Error reporting within Durable Objects is designed to be non-blocking. The reportError function uses a fire-and-forget Sentry.flush(2000) mechanism to ensure that error events are dispatched even if Durable Object WebSocket connections are abruptly closed.

Product and LLM Telemetry

Product analytics for the Dashboard application (@frontierx/dash) is managed using PostHog. This PostHog instance is self-hosted and proxied at p.frontierxai.com. Frontier adopts a conservative approach to analytics: it is opt-out by default, consent-gated, disables session recording, and captures pageviews manually. User profiles (person_profiles) are limited to identified_only. Server-side LLM telemetry is not captured via PostHog.

LLM usage and cost accounting are crucial for Frontier. A Cloudflare AI Gateway named frontier-ai is integrated into the Call Server. All calls to OpenAI and Cloudflare Workers AI are routed through this gateway. The frontier-ai gateway is instrumental in logging prompt, response, latency, and COST for each request, along with cf-aig-metadata for correlation.

Currently, several LLM providers, including Together, OpenRouter, Perplexity, and Google Gemini, bypass the frontier-ai gateway. Routing all LLM providers through this gateway for unified cost accounting is a planned roadmap item (T2).

In the Call Server’s current implementation, OpenRouter is utilized only as an embedding fallback provider (baai/bge-large-en-v1.5), used when Cloudflare Workers AI times out or fails. It is not currently the primary LLM gateway or router for general LLM calls. The fallback includes retry logic for specific HTTP error codes (503, 429, 529).

For automated code review, Qodo, Frontier’s PR code-review bot, runs on Amazon Bedrock.

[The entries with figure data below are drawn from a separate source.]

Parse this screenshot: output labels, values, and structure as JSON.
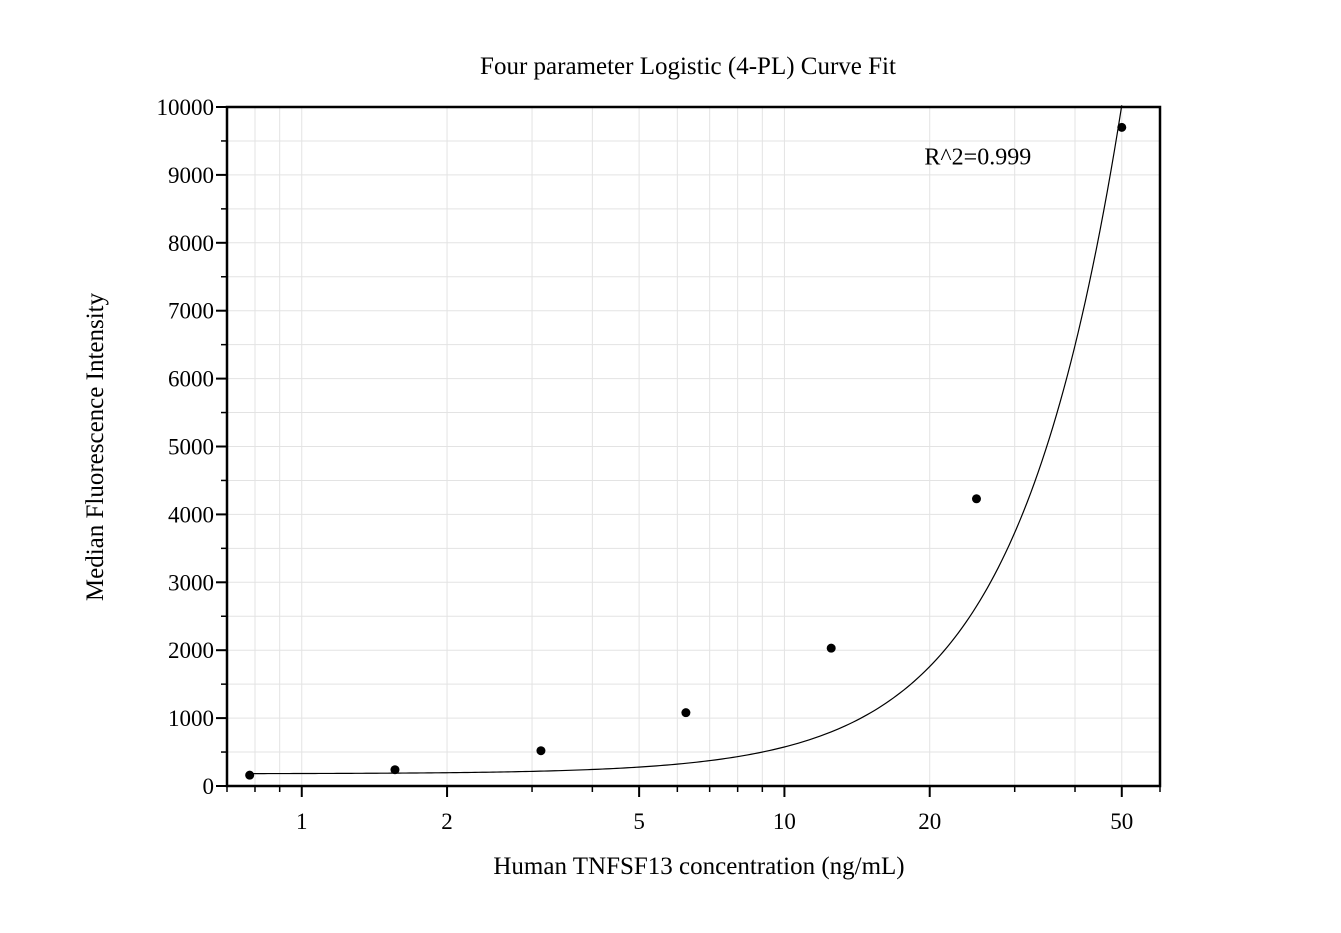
{
  "chart_data": {
    "type": "scatter",
    "title": "Four parameter Logistic (4-PL) Curve Fit",
    "xlabel": "Human TNFSF13 concentration (ng/mL)",
    "ylabel": "Median Fluorescence Intensity",
    "x_scale": "log",
    "xlim": [
      0.7,
      60
    ],
    "ylim": [
      0,
      10000
    ],
    "x_ticks": [
      1,
      2,
      5,
      10,
      20,
      50
    ],
    "x_tick_labels": [
      "1",
      "2",
      "5",
      "10",
      "20",
      "50"
    ],
    "y_ticks": [
      0,
      1000,
      2000,
      3000,
      4000,
      5000,
      6000,
      7000,
      8000,
      9000,
      10000
    ],
    "y_tick_labels": [
      "0",
      "1000",
      "2000",
      "3000",
      "4000",
      "5000",
      "6000",
      "7000",
      "8000",
      "9000",
      "10000"
    ],
    "grid": true,
    "series": [
      {
        "points": [
          {
            "x": 0.78,
            "y": 160
          },
          {
            "x": 1.56,
            "y": 240
          },
          {
            "x": 3.13,
            "y": 520
          },
          {
            "x": 6.25,
            "y": 1080
          },
          {
            "x": 12.5,
            "y": 2030
          },
          {
            "x": 25,
            "y": 4230
          },
          {
            "x": 50,
            "y": 9700
          }
        ],
        "color": "#000000"
      }
    ],
    "fit_curve": {
      "model": "4PL",
      "params": {
        "A": 180,
        "B": 2.0,
        "C": 900,
        "D": 3200000
      },
      "color": "#000000"
    },
    "annotations": [
      {
        "text": "R^2=0.999",
        "x": 19.5,
        "y": 9150
      }
    ]
  }
}
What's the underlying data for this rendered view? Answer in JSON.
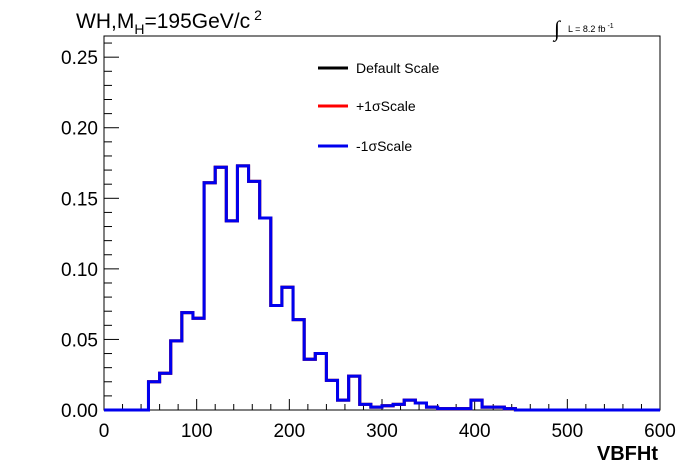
{
  "chart_data": {
    "type": "line",
    "title_main": "WH,M",
    "title_sub": "H",
    "title_rest": "=195GeV/c",
    "title_sup": "2",
    "lumi_label": "L = 8.2 fb",
    "lumi_sup": "-1",
    "integral_symbol": "∫",
    "xlabel": "VBFHt",
    "ylabel": "",
    "xlim": [
      0,
      600
    ],
    "ylim": [
      0,
      0.265
    ],
    "x_ticks": [
      "0",
      "100",
      "200",
      "300",
      "400",
      "500",
      "600"
    ],
    "y_ticks": [
      "0.00",
      "0.05",
      "0.10",
      "0.15",
      "0.20",
      "0.25"
    ],
    "x_tick_values": [
      0,
      100,
      200,
      300,
      400,
      500,
      600
    ],
    "y_tick_values": [
      0,
      0.05,
      0.1,
      0.15,
      0.2,
      0.25
    ],
    "grid": false,
    "legend_position": "top-center",
    "bin_width": 12,
    "bin_edges_start": 0,
    "series": [
      {
        "name": "Default Scale",
        "color": "#000000",
        "values": [
          0,
          0,
          0,
          0,
          0.02,
          0.026,
          0.049,
          0.069,
          0.065,
          0.161,
          0.172,
          0.134,
          0.173,
          0.162,
          0.136,
          0.074,
          0.087,
          0.064,
          0.036,
          0.04,
          0.021,
          0.007,
          0.024,
          0.004,
          0.002,
          0.003,
          0.004,
          0.007,
          0.005,
          0.002,
          0.001,
          0.001,
          0.001,
          0.007,
          0.002,
          0.002,
          0.001,
          0,
          0,
          0,
          0,
          0,
          0,
          0,
          0,
          0,
          0,
          0,
          0,
          0
        ]
      },
      {
        "name": "+1σScale",
        "color": "#ff0000",
        "values": [
          0,
          0,
          0,
          0,
          0.02,
          0.026,
          0.049,
          0.069,
          0.065,
          0.161,
          0.172,
          0.134,
          0.173,
          0.162,
          0.136,
          0.074,
          0.087,
          0.064,
          0.036,
          0.04,
          0.021,
          0.007,
          0.024,
          0.004,
          0.002,
          0.003,
          0.004,
          0.007,
          0.005,
          0.002,
          0.001,
          0.001,
          0.001,
          0.007,
          0.002,
          0.002,
          0.001,
          0,
          0,
          0,
          0,
          0,
          0,
          0,
          0,
          0,
          0,
          0,
          0,
          0
        ]
      },
      {
        "name": "-1σScale",
        "color": "#0000ee",
        "values": [
          0,
          0,
          0,
          0,
          0.02,
          0.026,
          0.049,
          0.069,
          0.065,
          0.161,
          0.172,
          0.134,
          0.173,
          0.162,
          0.136,
          0.074,
          0.087,
          0.064,
          0.036,
          0.04,
          0.021,
          0.007,
          0.024,
          0.004,
          0.002,
          0.003,
          0.004,
          0.007,
          0.005,
          0.002,
          0.001,
          0.001,
          0.001,
          0.007,
          0.002,
          0.002,
          0.001,
          0,
          0,
          0,
          0,
          0,
          0,
          0,
          0,
          0,
          0,
          0,
          0,
          0
        ]
      }
    ]
  }
}
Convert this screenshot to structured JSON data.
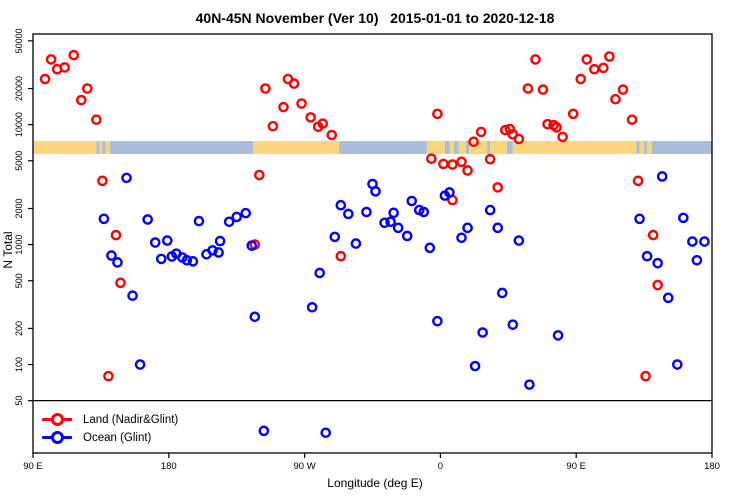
{
  "title": "40N-45N November (Ver 10)   2015-01-01 to 2020-12-18",
  "chart_data": {
    "type": "scatter",
    "title": "40N-45N November (Ver 10)   2015-01-01 to 2020-12-18",
    "xlabel": "Longitude (deg E)",
    "ylabel": "N Total",
    "x_axis": {
      "domain": [
        90,
        540
      ],
      "ticks": [
        {
          "value": 90,
          "label": "90 E"
        },
        {
          "value": 180,
          "label": "180"
        },
        {
          "value": 270,
          "label": "90 W"
        },
        {
          "value": 360,
          "label": "0"
        },
        {
          "value": 450,
          "label": "90 E"
        },
        {
          "value": 540,
          "label": "180"
        }
      ]
    },
    "y_axis": {
      "scale": "log",
      "domain": [
        18.3,
        57000
      ],
      "ticks": [
        {
          "value": 50000,
          "label": "50000"
        },
        {
          "value": 20000,
          "label": "20000"
        },
        {
          "value": 10000,
          "label": "10000"
        },
        {
          "value": 5000,
          "label": "5000"
        },
        {
          "value": 2000,
          "label": "2000"
        },
        {
          "value": 1000,
          "label": "1000"
        },
        {
          "value": 500,
          "label": "500"
        },
        {
          "value": 200,
          "label": "200"
        },
        {
          "value": 100,
          "label": "100"
        },
        {
          "value": 50,
          "label": "50"
        }
      ]
    },
    "reference_line": {
      "y": 50,
      "color": "#000000"
    },
    "map_strip": {
      "value_range": [
        5700,
        7300
      ],
      "land_color": "#F9D67E",
      "ocean_color": "#A9BDD8",
      "segments": [
        {
          "from": 90,
          "to": 132,
          "type": "land"
        },
        {
          "from": 132,
          "to": 134,
          "type": "ocean"
        },
        {
          "from": 134,
          "to": 136,
          "type": "land"
        },
        {
          "from": 136,
          "to": 138,
          "type": "ocean"
        },
        {
          "from": 138,
          "to": 141,
          "type": "land"
        },
        {
          "from": 141,
          "to": 236,
          "type": "ocean"
        },
        {
          "from": 236,
          "to": 293,
          "type": "land"
        },
        {
          "from": 293,
          "to": 351,
          "type": "ocean"
        },
        {
          "from": 351,
          "to": 363,
          "type": "land"
        },
        {
          "from": 363,
          "to": 366,
          "type": "ocean"
        },
        {
          "from": 366,
          "to": 369,
          "type": "land"
        },
        {
          "from": 369,
          "to": 372,
          "type": "ocean"
        },
        {
          "from": 372,
          "to": 377,
          "type": "land"
        },
        {
          "from": 377,
          "to": 379,
          "type": "ocean"
        },
        {
          "from": 379,
          "to": 391,
          "type": "land"
        },
        {
          "from": 391,
          "to": 393,
          "type": "ocean"
        },
        {
          "from": 393,
          "to": 404,
          "type": "land"
        },
        {
          "from": 404,
          "to": 408,
          "type": "ocean"
        },
        {
          "from": 408,
          "to": 490,
          "type": "land"
        },
        {
          "from": 490,
          "to": 492,
          "type": "ocean"
        },
        {
          "from": 492,
          "to": 495,
          "type": "land"
        },
        {
          "from": 495,
          "to": 497,
          "type": "ocean"
        },
        {
          "from": 497,
          "to": 500,
          "type": "land"
        },
        {
          "from": 500,
          "to": 540,
          "type": "ocean"
        }
      ]
    },
    "series": [
      {
        "name": "Land (Nadir&Glint)",
        "color": "#FF0000",
        "marker": "open-circle",
        "points": [
          [
            98,
            24000
          ],
          [
            102,
            35000
          ],
          [
            106,
            29000
          ],
          [
            111,
            30000
          ],
          [
            117,
            38000
          ],
          [
            122,
            16000
          ],
          [
            126,
            20000
          ],
          [
            132,
            11000
          ],
          [
            136,
            3400
          ],
          [
            140,
            80
          ],
          [
            145,
            1200
          ],
          [
            148,
            480
          ],
          [
            237,
            1000
          ],
          [
            240,
            3800
          ],
          [
            244,
            20000
          ],
          [
            249,
            9700
          ],
          [
            256,
            14000
          ],
          [
            259,
            24000
          ],
          [
            263,
            22000
          ],
          [
            268,
            15000
          ],
          [
            274,
            11500
          ],
          [
            279,
            9600
          ],
          [
            282,
            10200
          ],
          [
            288,
            8200
          ],
          [
            294,
            800
          ],
          [
            354,
            5200
          ],
          [
            358,
            12300
          ],
          [
            362,
            4700
          ],
          [
            368,
            4650
          ],
          [
            368,
            2350
          ],
          [
            374,
            4900
          ],
          [
            378,
            4150
          ],
          [
            382,
            7200
          ],
          [
            387,
            8700
          ],
          [
            393,
            5150
          ],
          [
            398,
            3000
          ],
          [
            403,
            9000
          ],
          [
            406,
            9200
          ],
          [
            408,
            8300
          ],
          [
            412,
            7600
          ],
          [
            418,
            20000
          ],
          [
            423,
            35000
          ],
          [
            428,
            19600
          ],
          [
            431,
            10100
          ],
          [
            435,
            9900
          ],
          [
            437,
            9500
          ],
          [
            441,
            7900
          ],
          [
            448,
            12300
          ],
          [
            453,
            24000
          ],
          [
            457,
            35000
          ],
          [
            462,
            29000
          ],
          [
            468,
            29700
          ],
          [
            472,
            37000
          ],
          [
            476,
            16300
          ],
          [
            481,
            19600
          ],
          [
            487,
            11000
          ],
          [
            491,
            3400
          ],
          [
            496,
            80
          ],
          [
            501,
            1200
          ],
          [
            504,
            460
          ]
        ]
      },
      {
        "name": "Ocean (Glint)",
        "color": "#0000FF",
        "marker": "open-circle",
        "points": [
          [
            137,
            1640
          ],
          [
            142,
            810
          ],
          [
            146,
            710
          ],
          [
            152,
            3600
          ],
          [
            156,
            375
          ],
          [
            161,
            100
          ],
          [
            166,
            1620
          ],
          [
            171,
            1040
          ],
          [
            175,
            760
          ],
          [
            179,
            1080
          ],
          [
            182,
            795
          ],
          [
            185,
            840
          ],
          [
            189,
            780
          ],
          [
            192,
            740
          ],
          [
            196,
            725
          ],
          [
            200,
            1570
          ],
          [
            205,
            830
          ],
          [
            209,
            895
          ],
          [
            213,
            860
          ],
          [
            214,
            1070
          ],
          [
            220,
            1550
          ],
          [
            225,
            1700
          ],
          [
            231,
            1830
          ],
          [
            235,
            980
          ],
          [
            237,
            250
          ],
          [
            243,
            28
          ],
          [
            275,
            300
          ],
          [
            280,
            580
          ],
          [
            284,
            27
          ],
          [
            290,
            1160
          ],
          [
            294,
            2130
          ],
          [
            299,
            1800
          ],
          [
            304,
            1020
          ],
          [
            311,
            1870
          ],
          [
            315,
            3200
          ],
          [
            317,
            2780
          ],
          [
            323,
            1520
          ],
          [
            327,
            1550
          ],
          [
            329,
            1840
          ],
          [
            332,
            1380
          ],
          [
            338,
            1180
          ],
          [
            341,
            2310
          ],
          [
            346,
            1940
          ],
          [
            349,
            1870
          ],
          [
            353,
            940
          ],
          [
            358,
            230
          ],
          [
            363,
            2560
          ],
          [
            366,
            2720
          ],
          [
            374,
            1140
          ],
          [
            378,
            1380
          ],
          [
            383,
            97
          ],
          [
            388,
            185
          ],
          [
            393,
            1940
          ],
          [
            398,
            1380
          ],
          [
            401,
            395
          ],
          [
            408,
            215
          ],
          [
            412,
            1080
          ],
          [
            419,
            68
          ],
          [
            438,
            175
          ],
          [
            492,
            1640
          ],
          [
            497,
            800
          ],
          [
            504,
            700
          ],
          [
            507,
            3700
          ],
          [
            511,
            360
          ],
          [
            517,
            100
          ],
          [
            521,
            1670
          ],
          [
            527,
            1060
          ],
          [
            530,
            740
          ],
          [
            535,
            1060
          ]
        ]
      }
    ],
    "legend": {
      "position": "bottom-left",
      "entries": [
        "Land (Nadir&Glint)",
        "Ocean (Glint)"
      ]
    },
    "layout": {
      "plot_left": 33,
      "plot_top": 34,
      "plot_right": 712,
      "plot_bottom": 453,
      "grid": false
    }
  }
}
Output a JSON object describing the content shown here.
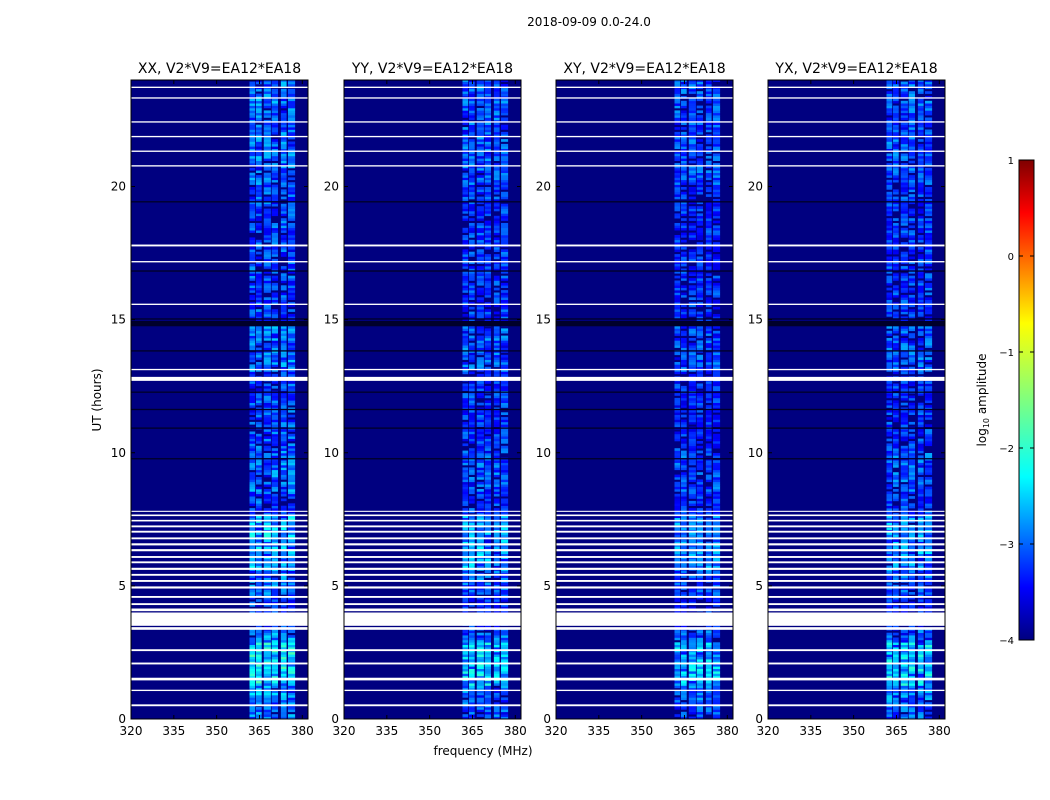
{
  "chart_data": {
    "type": "heatmap",
    "title": "2018-09-09 0.0-24.0",
    "xlabel": "frequency (MHz)",
    "ylabel": "UT (hours)",
    "xlim": [
      320,
      382
    ],
    "ylim": [
      0,
      24
    ],
    "x_ticks": [
      320,
      335,
      350,
      365,
      380
    ],
    "y_ticks": [
      0,
      5,
      10,
      15,
      20
    ],
    "colorbar": {
      "label": "log10 amplitude",
      "range": [
        -4,
        1
      ],
      "ticks": [
        1,
        0,
        -1,
        -2,
        -3,
        -4
      ],
      "colormap": "jet"
    },
    "panels": [
      {
        "title": "XX, V2*V9=EA12*EA18",
        "band_strength": 1.0
      },
      {
        "title": "YY, V2*V9=EA12*EA18",
        "band_strength": 0.9
      },
      {
        "title": "XY, V2*V9=EA12*EA18",
        "band_strength": 0.85
      },
      {
        "title": "YX, V2*V9=EA12*EA18",
        "band_strength": 0.9
      }
    ],
    "signal_band_mhz": [
      361,
      378
    ],
    "signal_columns_mhz": [
      {
        "start": 361.5,
        "end": 363.5
      },
      {
        "start": 363.8,
        "end": 365.8
      },
      {
        "start": 366.5,
        "end": 369.0
      },
      {
        "start": 369.3,
        "end": 371.5
      },
      {
        "start": 372.5,
        "end": 374.5
      },
      {
        "start": 375.0,
        "end": 377.5
      }
    ],
    "strength_profile_hours": [
      {
        "range": [
          0.0,
          0.6
        ],
        "level": -2.8
      },
      {
        "range": [
          0.6,
          1.2
        ],
        "level": -2.6
      },
      {
        "range": [
          1.2,
          2.8
        ],
        "level": -2.1
      },
      {
        "range": [
          2.8,
          3.4
        ],
        "level": -2.7
      },
      {
        "range": [
          4.5,
          5.5
        ],
        "level": -2.8
      },
      {
        "range": [
          5.5,
          7.6
        ],
        "level": -2.4
      },
      {
        "range": [
          7.6,
          8.5
        ],
        "level": -3.0
      },
      {
        "range": [
          8.5,
          10.0
        ],
        "level": -2.8
      },
      {
        "range": [
          10.0,
          12.7
        ],
        "level": -3.0
      },
      {
        "range": [
          13.0,
          14.8
        ],
        "level": -2.8
      },
      {
        "range": [
          15.0,
          17.0
        ],
        "level": -3.0
      },
      {
        "range": [
          17.0,
          20.0
        ],
        "level": -3.0
      },
      {
        "range": [
          20.0,
          24.0
        ],
        "level": -2.8
      }
    ],
    "blank_gaps_hours": [
      [
        0.48,
        0.55
      ],
      [
        1.05,
        1.1
      ],
      [
        1.45,
        1.55
      ],
      [
        2.05,
        2.12
      ],
      [
        2.55,
        2.62
      ],
      [
        3.35,
        3.45
      ],
      [
        3.5,
        4.0
      ],
      [
        4.05,
        4.15
      ],
      [
        4.28,
        4.35
      ],
      [
        4.55,
        4.62
      ],
      [
        4.9,
        4.98
      ],
      [
        5.15,
        5.22
      ],
      [
        5.38,
        5.45
      ],
      [
        5.6,
        5.68
      ],
      [
        5.85,
        5.92
      ],
      [
        6.05,
        6.12
      ],
      [
        6.3,
        6.38
      ],
      [
        6.52,
        6.6
      ],
      [
        6.75,
        6.82
      ],
      [
        7.0,
        7.07
      ],
      [
        7.2,
        7.27
      ],
      [
        7.42,
        7.48
      ],
      [
        7.62,
        7.68
      ],
      [
        7.78,
        7.82
      ],
      [
        12.7,
        12.85
      ],
      [
        13.1,
        13.15
      ],
      [
        17.15,
        17.2
      ],
      [
        17.75,
        17.82
      ],
      [
        15.55,
        15.6
      ],
      [
        20.75,
        20.8
      ],
      [
        21.85,
        21.9
      ],
      [
        22.4,
        22.45
      ],
      [
        23.3,
        23.35
      ],
      [
        23.7,
        23.75
      ],
      [
        21.3,
        21.35
      ]
    ],
    "dark_rows_hours": [
      [
        14.75,
        14.95
      ],
      [
        15.0,
        15.05
      ],
      [
        10.9,
        10.95
      ],
      [
        12.25,
        12.3
      ],
      [
        9.75,
        9.8
      ],
      [
        11.6,
        11.65
      ],
      [
        13.8,
        13.85
      ],
      [
        16.8,
        16.85
      ],
      [
        19.4,
        19.45
      ]
    ]
  }
}
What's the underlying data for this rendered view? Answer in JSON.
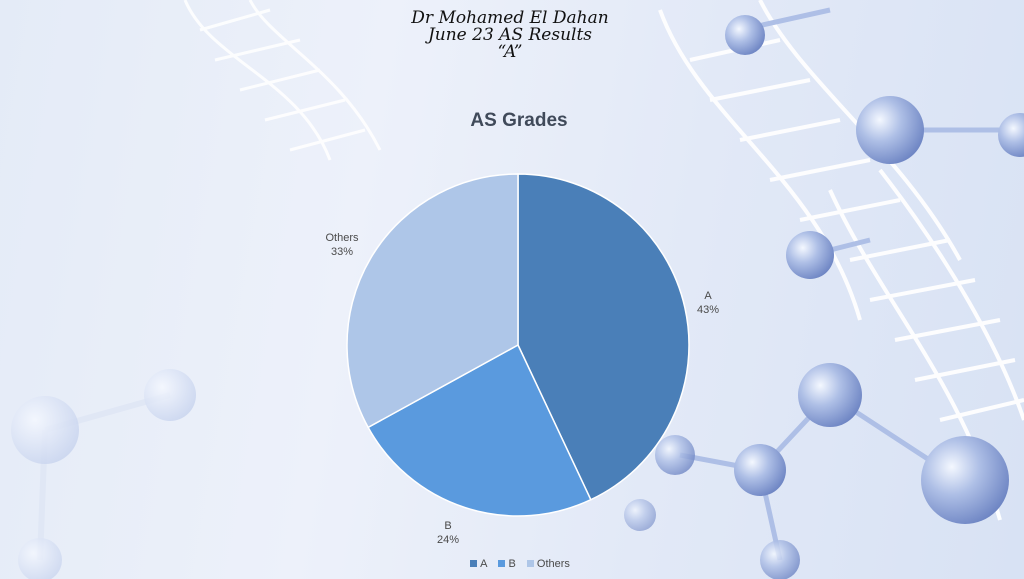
{
  "header": {
    "line1": "Dr Mohamed El Dahan",
    "line2": "June 23 AS Results",
    "line3": "“A”"
  },
  "chart_data": {
    "type": "pie",
    "title": "AS Grades",
    "categories": [
      "A",
      "B",
      "Others"
    ],
    "values": [
      43,
      24,
      33
    ],
    "percent_labels": [
      "43%",
      "24%",
      "33%"
    ],
    "colors": [
      "#4a7fb8",
      "#5a9ade",
      "#aec6e8"
    ],
    "legend_position": "bottom"
  }
}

The specific Bedrock model ID is configured via the QODO_BEDROCK_MODEL environment variable.

Alerting and Service Level Objectives (SLOs)

Environment variables for NTFY alerts (e.g., NTFY_TOKEN, NTFY_DEV_ALERTS_TOPIC) are provisioned. However, there is no in-application NTFY sender code currently wired into the codebase for programmatic alerting.

Defined (target, not measured) SLOs, as documented in specifications, include:

Transcript delivery p99 under 5 seconds (over 30 days).
Question-detection availability of 99.5% (over 7 days).
Quick-answer availability of 99% (over 7 days).
Sentry high/critical error budget below 50 per day (production).
Log delivery 99.9% within 2 minutes.
WebSocket uptime of 99.9% (over 7 days).

Critical alert conditions, as defined in the target specification, would route to paging and warnings to a Slack channel (#dev-alerts). Examples include: a logging worker experiencing more than 5 ingest failures per 5 minutes, Sentry reporting more than 10 critical severity errors per 5 minutes, WebSocket connection failures exceeding 20% per 5 minutes, or a sub-worker showing zero logs for over 10 minutes.